Seemingly every year, there's at least one non-roster invitee who makes a major impression in spring training, and ends up surprising people and cracking the opening day roster.

Sometimes, it's a veteran who had been signed to a minor league deal with an invitation to big league spring training. Guys like Chad Tracy, who are looking to find their way back into the fold in the majors after an injury, time in Triple-A or a year playing abroad.

Other times, it's an under-the-radar minor leaguer, someone without much (if any) big league experience. Guys like Aaron Barrett, who impress coaches and scouts in spring and end up seeing their career take a major step forward.

This year, the Nationals have a roster that is filled with contributors from the 2014 campaign, and seemingly very few spots are open and up for competition in spring training.

One or possibly two bullpen jobs could be up for grabs. One, maybe two bench gigs could be there for the taking.

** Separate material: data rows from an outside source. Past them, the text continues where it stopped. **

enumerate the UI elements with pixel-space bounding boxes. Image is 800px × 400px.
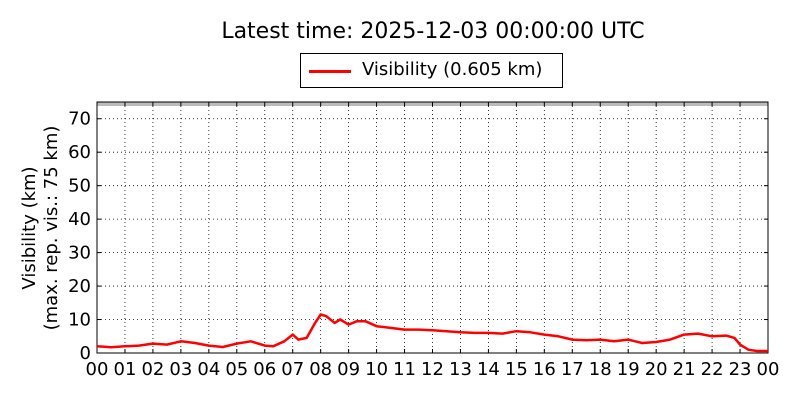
x-tick-label: 06 xyxy=(253,359,276,380)
x-tick-label: 00 xyxy=(757,359,780,380)
x-tick-label: 23 xyxy=(729,359,752,380)
x-tick-label: 17 xyxy=(561,359,584,380)
x-tick-label: 04 xyxy=(197,359,220,380)
x-tick-label: 05 xyxy=(225,359,248,380)
y-axis-label-line2: (max. rep. vis.: 75 km) xyxy=(41,126,62,331)
x-tick-labels: 00 01 02 03 04 05 06 07 08 09 10 11 12 13 14 15 16 17 18 19… xyxy=(86,359,780,380)
x-tick-label: 12 xyxy=(421,359,444,380)
x-tick-label: 18 xyxy=(589,359,612,380)
x-tick-label: 08 xyxy=(309,359,332,380)
visibility-series-line xyxy=(96,313,768,353)
x-tick-label: 11 xyxy=(393,359,416,380)
chart-title: Latest time: 2025-12-03 00:00:00 UTC xyxy=(221,19,645,44)
x-tick-label: 03 xyxy=(169,359,192,380)
axis-ticks xyxy=(96,102,769,354)
y-tick-label: 20 xyxy=(68,276,91,297)
y-tick-label: 10 xyxy=(68,310,91,331)
y-tick-labels: 0 10 20 30 40 50 60 70 xyxy=(68,109,91,364)
y-tick-label: 30 xyxy=(68,243,91,264)
y-axis-label: Visibility (km) (max. rep. vis.: 75 km) xyxy=(19,126,62,331)
x-tick-label: 01 xyxy=(114,359,137,380)
x-tick-label: 22 xyxy=(701,359,724,380)
x-tick-label: 21 xyxy=(673,359,696,380)
y-tick-label: 0 xyxy=(80,343,91,364)
y-tick-label: 40 xyxy=(68,209,91,230)
grid-lines xyxy=(97,102,768,353)
y-tick-label: 70 xyxy=(68,109,91,130)
x-tick-label: 20 xyxy=(645,359,668,380)
x-tick-label: 09 xyxy=(337,359,360,380)
x-tick-label: 13 xyxy=(449,359,472,380)
x-tick-label: 02 xyxy=(141,359,164,380)
x-tick-label: 15 xyxy=(505,359,528,380)
y-tick-label: 50 xyxy=(68,176,91,197)
x-tick-label: 16 xyxy=(533,359,556,380)
x-tick-label: 07 xyxy=(281,359,304,380)
y-axis-label-line1: Visibility (km) xyxy=(19,166,40,289)
y-tick-label: 60 xyxy=(68,142,91,163)
x-tick-label: 14 xyxy=(477,359,500,380)
legend: Visibility (0.605 km) xyxy=(300,53,563,88)
x-tick-label: 10 xyxy=(365,359,388,380)
legend-swatch xyxy=(309,70,351,73)
plot-frame xyxy=(96,101,769,354)
legend-label: Visibility (0.605 km) xyxy=(362,59,543,80)
x-tick-label: 00 xyxy=(86,359,109,380)
x-tick-label: 19 xyxy=(617,359,640,380)
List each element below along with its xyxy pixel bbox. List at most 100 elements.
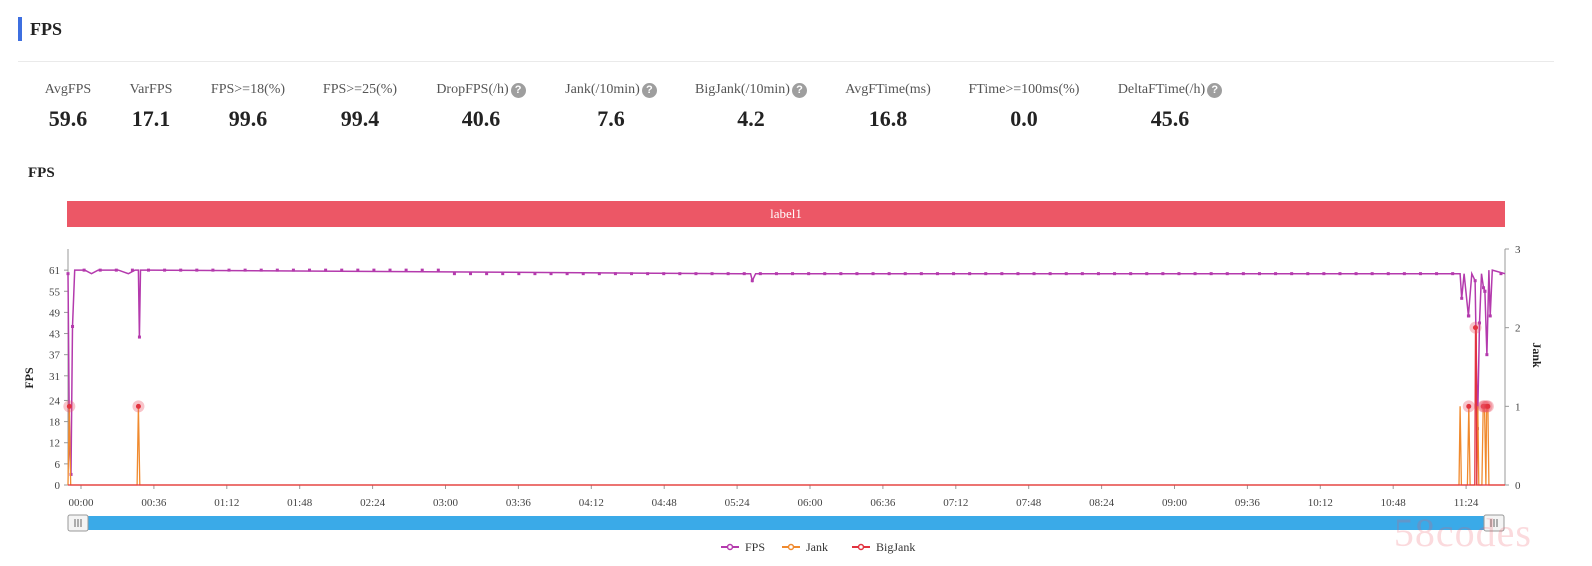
fps-point xyxy=(1322,272,1326,276)
y-tick-label: 49 xyxy=(49,307,61,319)
fps-point xyxy=(581,272,585,276)
metric-label: FPS>=18(%) xyxy=(168,80,328,100)
fps-point xyxy=(71,324,75,328)
fps-point xyxy=(1048,272,1052,276)
fps-point xyxy=(887,272,891,276)
fps-point xyxy=(630,272,634,276)
fps-point xyxy=(66,272,70,276)
legend-label[interactable]: BigJank xyxy=(876,540,915,554)
fps-point xyxy=(1370,272,1374,276)
fps-point xyxy=(1032,272,1036,276)
fps-point xyxy=(694,272,698,276)
fps-point xyxy=(871,272,875,276)
metric-value: 16.8 xyxy=(868,106,908,131)
fps-point xyxy=(1113,272,1117,276)
x-tick-label: 03:00 xyxy=(433,497,459,509)
metric-item: BigJank(/10min)? 4.2 xyxy=(671,80,831,132)
jank-marker xyxy=(1472,325,1478,331)
fps-point xyxy=(1354,272,1358,276)
zoom-slider-track[interactable] xyxy=(68,516,1504,530)
metric-value: 40.6 xyxy=(461,106,501,131)
fps-point xyxy=(1193,272,1197,276)
fps-point xyxy=(1460,296,1464,300)
fps-point xyxy=(485,272,489,276)
fps-point xyxy=(1177,272,1181,276)
fps-point xyxy=(1209,272,1213,276)
fps-point xyxy=(147,268,151,272)
metric-value: 59.6 xyxy=(48,106,88,131)
fps-point xyxy=(597,272,601,276)
fps-point xyxy=(324,268,328,272)
fps-point xyxy=(195,268,199,272)
legend-label[interactable]: Jank xyxy=(806,540,828,554)
fps-point xyxy=(1290,272,1294,276)
metric-value: 4.2 xyxy=(737,106,765,131)
y-tick-label: 24 xyxy=(49,395,61,407)
chart-title: FPS xyxy=(28,165,55,181)
fps-point xyxy=(646,272,650,276)
fps-point xyxy=(82,268,86,272)
fps-point xyxy=(1338,272,1342,276)
fps-point xyxy=(533,272,537,276)
fps-point xyxy=(742,272,746,276)
fps-point xyxy=(1473,279,1477,283)
section-title: FPS xyxy=(30,18,63,39)
y-tick-label: 37 xyxy=(49,350,61,362)
fps-point xyxy=(750,279,754,283)
help-icon[interactable]: ? xyxy=(510,82,526,98)
fps-point xyxy=(1145,272,1149,276)
fps-point xyxy=(137,335,141,339)
metric-label: VarFPS xyxy=(71,80,231,100)
legend-label[interactable]: FPS xyxy=(745,540,765,554)
fps-point xyxy=(903,272,907,276)
series-line-bigjank xyxy=(68,327,1505,486)
legend-swatch-dot xyxy=(787,543,795,551)
fps-point xyxy=(114,268,118,272)
metric-label-text: BigJank(/10min) xyxy=(695,82,790,97)
y-tick-label: 55 xyxy=(49,286,61,298)
metric-label-text: Jank(/10min) xyxy=(565,82,640,97)
y2-axis-title: Jank xyxy=(1530,342,1544,368)
fps-point xyxy=(774,272,778,276)
fps-point xyxy=(420,268,424,272)
x-tick-label: 07:12 xyxy=(943,497,968,509)
jank-marker xyxy=(1485,403,1491,409)
y-tick-label: 12 xyxy=(49,438,60,450)
metric-item: FTime>=100ms(%) 0.0 xyxy=(944,80,1104,132)
x-tick-label: 05:24 xyxy=(725,497,751,509)
fps-point xyxy=(855,272,859,276)
fps-point xyxy=(807,272,811,276)
metric-label: DropFPS(/h)? xyxy=(401,80,561,100)
fps-point xyxy=(919,272,923,276)
y-tick-label: 18 xyxy=(49,417,61,429)
help-icon[interactable]: ? xyxy=(641,82,657,98)
fps-point xyxy=(1483,289,1487,293)
help-icon[interactable]: ? xyxy=(791,82,807,98)
fps-point xyxy=(291,268,295,272)
fps-point xyxy=(549,272,553,276)
fps-point xyxy=(452,272,456,276)
fps-point xyxy=(356,268,360,272)
label-band[interactable]: label1 xyxy=(67,201,1505,227)
fps-point xyxy=(1096,272,1100,276)
x-tick-label: 03:36 xyxy=(506,497,532,509)
help-icon[interactable]: ? xyxy=(1207,82,1223,98)
fps-point xyxy=(1274,272,1278,276)
fps-point xyxy=(1402,272,1406,276)
metric-item: AvgFTime(ms) 16.8 xyxy=(808,80,968,132)
watermark-text: 58codes xyxy=(1393,510,1532,555)
fps-point xyxy=(758,272,762,276)
metric-item: FPS>=18(%) 99.6 xyxy=(168,80,328,132)
fps-point xyxy=(259,268,263,272)
metric-label-text: VarFPS xyxy=(129,82,173,97)
metric-value: 99.4 xyxy=(340,106,380,131)
metric-label-text: FPS>=25(%) xyxy=(322,82,398,97)
fps-point xyxy=(340,268,344,272)
fps-point xyxy=(1386,272,1390,276)
fps-point xyxy=(469,272,473,276)
metric-value: 17.1 xyxy=(131,106,171,131)
metric-item: VarFPS 17.1 xyxy=(71,80,231,132)
x-tick-label: 04:48 xyxy=(652,497,678,509)
y-tick-label: 61 xyxy=(49,265,60,277)
metric-label: BigJank(/10min)? xyxy=(671,80,831,100)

So who are the intriguing non-roster invitees to watch this spring? There are a handful of them, but I'll list a couple who I am keeping my eye on.

Carp Red Sox Dugout Sidebar.jpgOne is Mike Carp, the 28-year-old outfielder/first baseman who spent last year split between the Red Sox and Rangers.

Carp struggled out of the gate for Boston last season, and missed a solid chunk of time on the disabled list, which probably didn't help his cause. He was later designated for assignment and was claimed off waivers by Texas, but didn't perform well in limited time there, either. In total, Carp hit .175/.289/.230 with no homers and 13 RBIs in 149 plate appearances last season.

In 2013, however, Carp was a fairly major contributor for the World Series champion Red Sox. In 86 games, spanning 243 plate appearances, Carp hit .296/.362/.523, with nine homers and 43 RBIs.

He's mostly played first base and left field in his career, but can play right, as well, and has one career game at third base under his belt. He also toed the rubber one time for the Red Sox last season, so he could be an option as an emergency pitcher (if that holds any value to anyone).

Could he work his way into the mix as a reserve outfielder and backup to Ryan Zimmerman at first base? If he shows well and Nate McLouth struggles or experiences further injury issues, it sure is possible.

On the pitching side, I was tempted to list Matt Grace, the up-and-coming 26-year-old left-hander, who posted a 1.17 ERA between Double-A Harrisburg and Triple-A Syracuse last season. But with two lefties in Matt Thornton and Jerry Blevins already in the fold for this season, I have a hard time seeing Grace cracking the opening day bullpen this year.

Instead, I'll go with Heath Bell, despite his elevated numbers the last few seasons.

After leaving the Padres, where he excelled from 2007-11, pitching to a 2.53 ERA and saving 134 games, Bell has had issues replicating that success. He has a 4.91 ERA over the last three years, and has bounced from the Marlins to the Diamondbacks to the Rays to the Orioles to the Yankees.

The 37-year-old still feels that he has something left in the tank, and if he can find it, he could add another experienced right-handed arm to the Nats bullpen.

Bell is determined to come to camp in shape and ready to prove his value, and if he can do so, he'll work himself into the mix. The Nats still might end up adding another free agent reliever to a major league deal, but Bell certainly has a spot to win a job.